Ils eurent la désagréable surprise de constater que la voiture n’était plus dedans.
— Comment ça se fait ? dit Verge.
— J’en sais rien ! dit le Major. Ça me dépasse dans une certaine mesure.
— Tu es sûr que c’est une Renault ? dit Verge.
— Oui, dit le Major. J’y avais bien pensé. Ça serait une Ford, on comprendrait. Mais c’est bien une Renault.
— Mais une Renault de 1927 ?
— Oui ! dit le Major.
— Tout s’explique, dit Verge, regarde.
Ils se retournèrent et virent la Renault qui broutait l’herbe au pied d’un pommier.
— Comment est-elle arrivée là ? dit le Major.
— Elle a creusé un trou. Toutes les fois qu’on la recouvrait de terre, celle de mon père en faisait autant.
— Ton père la recouvrait souvent de terre ? demanda le Major.
— Oh ! De temps en temps… Pas vraiment très souvent.
— Ah ! fit le Major, soupçonneux.
— C’était une Ford, expliqua Verge.
Ils laissèrent la voiture et achevèrent de dégager la route.

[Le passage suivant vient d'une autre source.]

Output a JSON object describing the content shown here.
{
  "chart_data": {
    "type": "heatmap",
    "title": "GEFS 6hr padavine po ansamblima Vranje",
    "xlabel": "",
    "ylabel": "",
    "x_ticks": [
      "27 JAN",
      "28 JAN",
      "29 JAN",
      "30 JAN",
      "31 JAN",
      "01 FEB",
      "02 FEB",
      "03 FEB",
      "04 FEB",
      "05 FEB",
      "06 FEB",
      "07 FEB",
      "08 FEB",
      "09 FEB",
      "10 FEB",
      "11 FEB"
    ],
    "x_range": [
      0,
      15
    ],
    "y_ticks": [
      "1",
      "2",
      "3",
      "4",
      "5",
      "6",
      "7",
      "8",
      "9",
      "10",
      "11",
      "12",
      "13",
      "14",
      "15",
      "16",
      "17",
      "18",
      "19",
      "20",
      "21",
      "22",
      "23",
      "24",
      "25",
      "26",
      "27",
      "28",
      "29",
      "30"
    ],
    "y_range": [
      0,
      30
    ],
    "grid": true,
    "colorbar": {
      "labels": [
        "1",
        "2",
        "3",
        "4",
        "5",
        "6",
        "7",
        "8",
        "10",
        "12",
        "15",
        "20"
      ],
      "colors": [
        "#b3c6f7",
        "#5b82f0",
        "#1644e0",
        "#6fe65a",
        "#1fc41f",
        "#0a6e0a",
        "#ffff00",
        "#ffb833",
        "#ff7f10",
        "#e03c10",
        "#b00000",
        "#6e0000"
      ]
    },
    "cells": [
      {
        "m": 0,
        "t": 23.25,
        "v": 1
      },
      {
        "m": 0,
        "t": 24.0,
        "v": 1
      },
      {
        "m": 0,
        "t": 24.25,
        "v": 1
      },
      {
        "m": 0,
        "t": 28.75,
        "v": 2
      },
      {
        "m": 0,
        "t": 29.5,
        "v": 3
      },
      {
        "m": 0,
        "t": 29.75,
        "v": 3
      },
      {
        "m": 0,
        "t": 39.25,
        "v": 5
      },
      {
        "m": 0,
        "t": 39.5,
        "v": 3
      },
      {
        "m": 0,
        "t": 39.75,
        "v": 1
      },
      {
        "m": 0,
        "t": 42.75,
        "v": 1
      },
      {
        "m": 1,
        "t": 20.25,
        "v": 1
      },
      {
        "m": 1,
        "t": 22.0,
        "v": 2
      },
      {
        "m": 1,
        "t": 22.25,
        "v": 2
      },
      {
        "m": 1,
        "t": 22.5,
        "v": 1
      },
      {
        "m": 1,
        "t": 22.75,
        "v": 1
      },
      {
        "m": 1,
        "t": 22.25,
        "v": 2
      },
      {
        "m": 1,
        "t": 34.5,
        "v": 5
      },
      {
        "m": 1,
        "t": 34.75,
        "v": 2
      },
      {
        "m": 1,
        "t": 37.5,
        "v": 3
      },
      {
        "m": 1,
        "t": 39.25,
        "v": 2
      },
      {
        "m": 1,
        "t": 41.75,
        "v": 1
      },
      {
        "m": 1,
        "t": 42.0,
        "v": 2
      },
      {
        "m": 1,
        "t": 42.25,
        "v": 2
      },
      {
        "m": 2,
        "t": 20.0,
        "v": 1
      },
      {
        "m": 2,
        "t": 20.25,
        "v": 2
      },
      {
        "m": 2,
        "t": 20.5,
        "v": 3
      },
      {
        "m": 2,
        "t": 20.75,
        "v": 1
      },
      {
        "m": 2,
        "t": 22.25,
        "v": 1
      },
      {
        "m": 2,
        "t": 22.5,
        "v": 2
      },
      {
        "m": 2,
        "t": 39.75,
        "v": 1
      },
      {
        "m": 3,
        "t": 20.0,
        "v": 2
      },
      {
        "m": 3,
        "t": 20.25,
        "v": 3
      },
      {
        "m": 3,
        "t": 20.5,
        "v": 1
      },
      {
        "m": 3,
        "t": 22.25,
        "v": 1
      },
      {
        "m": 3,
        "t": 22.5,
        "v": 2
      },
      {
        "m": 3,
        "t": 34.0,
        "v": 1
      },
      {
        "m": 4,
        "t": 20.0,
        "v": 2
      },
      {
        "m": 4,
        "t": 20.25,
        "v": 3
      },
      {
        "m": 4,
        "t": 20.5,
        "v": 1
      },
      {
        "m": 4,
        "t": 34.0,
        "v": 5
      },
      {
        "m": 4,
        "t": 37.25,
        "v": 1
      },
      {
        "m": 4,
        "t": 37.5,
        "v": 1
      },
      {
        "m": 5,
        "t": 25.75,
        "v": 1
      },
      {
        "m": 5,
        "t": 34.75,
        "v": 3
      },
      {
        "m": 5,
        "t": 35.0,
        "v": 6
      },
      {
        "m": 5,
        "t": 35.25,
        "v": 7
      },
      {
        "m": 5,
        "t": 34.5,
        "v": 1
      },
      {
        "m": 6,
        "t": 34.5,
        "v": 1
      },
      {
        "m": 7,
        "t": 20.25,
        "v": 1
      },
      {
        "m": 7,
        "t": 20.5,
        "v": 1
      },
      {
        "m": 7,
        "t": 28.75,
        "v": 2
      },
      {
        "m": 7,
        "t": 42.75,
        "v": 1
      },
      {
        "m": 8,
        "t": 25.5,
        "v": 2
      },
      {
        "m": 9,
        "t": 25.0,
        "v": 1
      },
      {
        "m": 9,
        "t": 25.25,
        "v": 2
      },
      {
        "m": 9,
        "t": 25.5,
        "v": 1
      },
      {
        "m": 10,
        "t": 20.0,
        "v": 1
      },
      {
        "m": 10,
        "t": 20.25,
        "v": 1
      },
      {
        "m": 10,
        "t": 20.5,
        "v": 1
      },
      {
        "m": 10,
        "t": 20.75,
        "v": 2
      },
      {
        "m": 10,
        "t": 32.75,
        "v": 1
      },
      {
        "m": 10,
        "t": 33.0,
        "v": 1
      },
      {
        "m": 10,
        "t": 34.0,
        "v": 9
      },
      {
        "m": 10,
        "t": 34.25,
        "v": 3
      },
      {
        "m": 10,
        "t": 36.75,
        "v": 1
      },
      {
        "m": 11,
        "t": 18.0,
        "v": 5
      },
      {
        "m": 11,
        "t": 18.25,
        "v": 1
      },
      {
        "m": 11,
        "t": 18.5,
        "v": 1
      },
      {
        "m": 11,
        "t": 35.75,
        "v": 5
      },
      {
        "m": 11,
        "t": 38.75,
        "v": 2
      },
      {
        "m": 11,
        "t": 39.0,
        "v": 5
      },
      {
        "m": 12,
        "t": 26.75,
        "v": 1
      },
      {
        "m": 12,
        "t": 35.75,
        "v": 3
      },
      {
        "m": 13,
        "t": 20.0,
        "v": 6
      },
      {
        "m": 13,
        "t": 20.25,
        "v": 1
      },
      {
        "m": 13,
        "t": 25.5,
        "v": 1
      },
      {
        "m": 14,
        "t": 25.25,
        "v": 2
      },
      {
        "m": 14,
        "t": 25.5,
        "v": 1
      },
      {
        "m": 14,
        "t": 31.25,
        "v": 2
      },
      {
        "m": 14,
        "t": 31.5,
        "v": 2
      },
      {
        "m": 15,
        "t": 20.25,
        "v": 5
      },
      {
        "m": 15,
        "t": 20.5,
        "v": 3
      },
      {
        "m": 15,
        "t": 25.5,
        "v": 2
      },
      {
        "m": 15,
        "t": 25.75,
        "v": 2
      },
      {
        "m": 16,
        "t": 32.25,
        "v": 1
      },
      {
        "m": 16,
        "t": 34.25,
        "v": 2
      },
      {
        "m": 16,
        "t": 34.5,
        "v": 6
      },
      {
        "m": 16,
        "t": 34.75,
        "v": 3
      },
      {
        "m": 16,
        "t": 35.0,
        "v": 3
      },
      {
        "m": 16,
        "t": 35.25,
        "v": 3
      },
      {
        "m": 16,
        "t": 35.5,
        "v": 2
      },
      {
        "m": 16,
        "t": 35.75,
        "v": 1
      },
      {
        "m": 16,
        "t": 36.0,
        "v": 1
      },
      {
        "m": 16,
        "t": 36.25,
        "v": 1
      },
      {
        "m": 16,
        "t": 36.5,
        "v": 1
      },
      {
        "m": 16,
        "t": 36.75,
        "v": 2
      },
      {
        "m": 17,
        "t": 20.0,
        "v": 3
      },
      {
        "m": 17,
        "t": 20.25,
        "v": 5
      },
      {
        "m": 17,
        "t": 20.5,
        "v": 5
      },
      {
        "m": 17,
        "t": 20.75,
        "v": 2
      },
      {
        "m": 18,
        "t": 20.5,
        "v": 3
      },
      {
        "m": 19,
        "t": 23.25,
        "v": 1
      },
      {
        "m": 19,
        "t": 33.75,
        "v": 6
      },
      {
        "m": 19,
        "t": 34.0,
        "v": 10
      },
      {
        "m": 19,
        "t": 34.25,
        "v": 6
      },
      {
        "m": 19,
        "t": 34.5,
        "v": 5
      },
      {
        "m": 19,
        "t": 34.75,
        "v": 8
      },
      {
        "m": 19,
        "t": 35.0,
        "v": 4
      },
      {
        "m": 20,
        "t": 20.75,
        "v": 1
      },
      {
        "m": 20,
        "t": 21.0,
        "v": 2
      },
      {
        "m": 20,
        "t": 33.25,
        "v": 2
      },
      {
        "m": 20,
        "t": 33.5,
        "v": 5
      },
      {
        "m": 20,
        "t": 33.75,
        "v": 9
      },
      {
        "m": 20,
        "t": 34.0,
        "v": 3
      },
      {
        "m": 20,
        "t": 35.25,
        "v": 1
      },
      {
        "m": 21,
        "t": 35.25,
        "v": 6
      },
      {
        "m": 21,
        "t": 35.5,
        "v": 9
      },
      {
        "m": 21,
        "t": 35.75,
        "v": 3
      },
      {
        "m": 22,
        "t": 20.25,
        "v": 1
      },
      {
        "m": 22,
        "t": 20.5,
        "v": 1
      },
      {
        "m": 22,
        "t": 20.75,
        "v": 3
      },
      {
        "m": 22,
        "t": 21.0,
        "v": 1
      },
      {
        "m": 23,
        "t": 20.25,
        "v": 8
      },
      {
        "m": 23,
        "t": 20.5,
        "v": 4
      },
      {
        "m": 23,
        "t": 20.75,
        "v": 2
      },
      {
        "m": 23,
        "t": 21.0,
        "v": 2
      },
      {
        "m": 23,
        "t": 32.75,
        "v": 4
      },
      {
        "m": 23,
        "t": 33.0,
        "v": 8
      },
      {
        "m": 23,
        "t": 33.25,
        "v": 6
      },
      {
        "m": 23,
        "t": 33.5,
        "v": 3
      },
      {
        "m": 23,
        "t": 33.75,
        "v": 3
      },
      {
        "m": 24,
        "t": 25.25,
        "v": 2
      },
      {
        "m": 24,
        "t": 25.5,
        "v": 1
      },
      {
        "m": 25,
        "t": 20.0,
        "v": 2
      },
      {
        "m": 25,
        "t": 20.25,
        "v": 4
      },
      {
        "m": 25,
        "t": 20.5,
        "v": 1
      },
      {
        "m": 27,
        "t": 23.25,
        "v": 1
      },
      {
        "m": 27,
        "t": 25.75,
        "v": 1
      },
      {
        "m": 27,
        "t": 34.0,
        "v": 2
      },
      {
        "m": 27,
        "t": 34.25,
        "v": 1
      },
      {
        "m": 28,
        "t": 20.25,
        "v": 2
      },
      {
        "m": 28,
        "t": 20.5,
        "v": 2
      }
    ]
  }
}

Ils avaient presque terminé lorsque Verge vit le Major s’aplatir dans l’herbe, l’œil fixe et lui faire signe de se taire.
— Une poule ! souffla-t-il.
Il se détendit brusquement et retomba de tout son long dans le fossé plein d’eau, sur la poule. Celle-ci plongea, fit quelques brasses, ressortit plus loin et s’enfuit en caquetant sans fin. Da Rui leur apprenait aussi à nager sous l’eau.
Juste à ce moment, le garagiste arrivait.
Le Major s’ébroua, lui tendit une main humide et dit :
— Je suis le Major. Vous n’êtes pas un gendarme, au moins ?
— Enchanté, dit l’autre. C’est la magnéto ?
— Comment le savez-vous ? dit le Major.
— C’est la seule chose de rechange que je n’ai pas, dit le garagiste. C’est pour ça.
— Non, dit le Major. C’est le filtre à huile.
— Alors, je vais pouvoir vous remettre une magnéto neuve, dit le garagiste. J’en ai amené trois à tout hasard. Ah ! Ah ! Je vous ai eu, hein ?
— Je les prends, dit le Major. Donnez-les-moi.
— Il y en a deux qui ne marchent pas…
– Ça ne fait rien, coupa le Major.
— Et la troisième est cassée…
— Tant mieux ! dit le Major. Mais dans ces conditions-là, je vais vous les payer…
– Ça fait quinze cents, dit le garagiste. Pour le montage, il faut…
— Je sais ! dit le Major. Tu veux le payer, Joséphine ?
Elle s’exécuta. Il lui restait mille francs.
Et il tourna le dos à l’homme pour aller chercher la voiture.
Il la ramena, ouvrit le capot.
La magnéto était pleine d’herbe. Il la vida de la pointe du couteau.
— Vous me reconduisez ? dit le garagiste.
— Volontiers ! dit le Major. C’est mille francs, payables d’avance.
— Pas cher ! dit le garagiste. Les voilà ! Le Major empocha froidement.
— Montez ! dit-il.
Ils s’installèrent tous et le moteur partit tout seul du premier coup. Il fallut aller le rechercher et le remettre et, cette fois, le Major n’oublia pas de refermer le capot.
En arrivant devant le garage, la voiture s’arrêta net.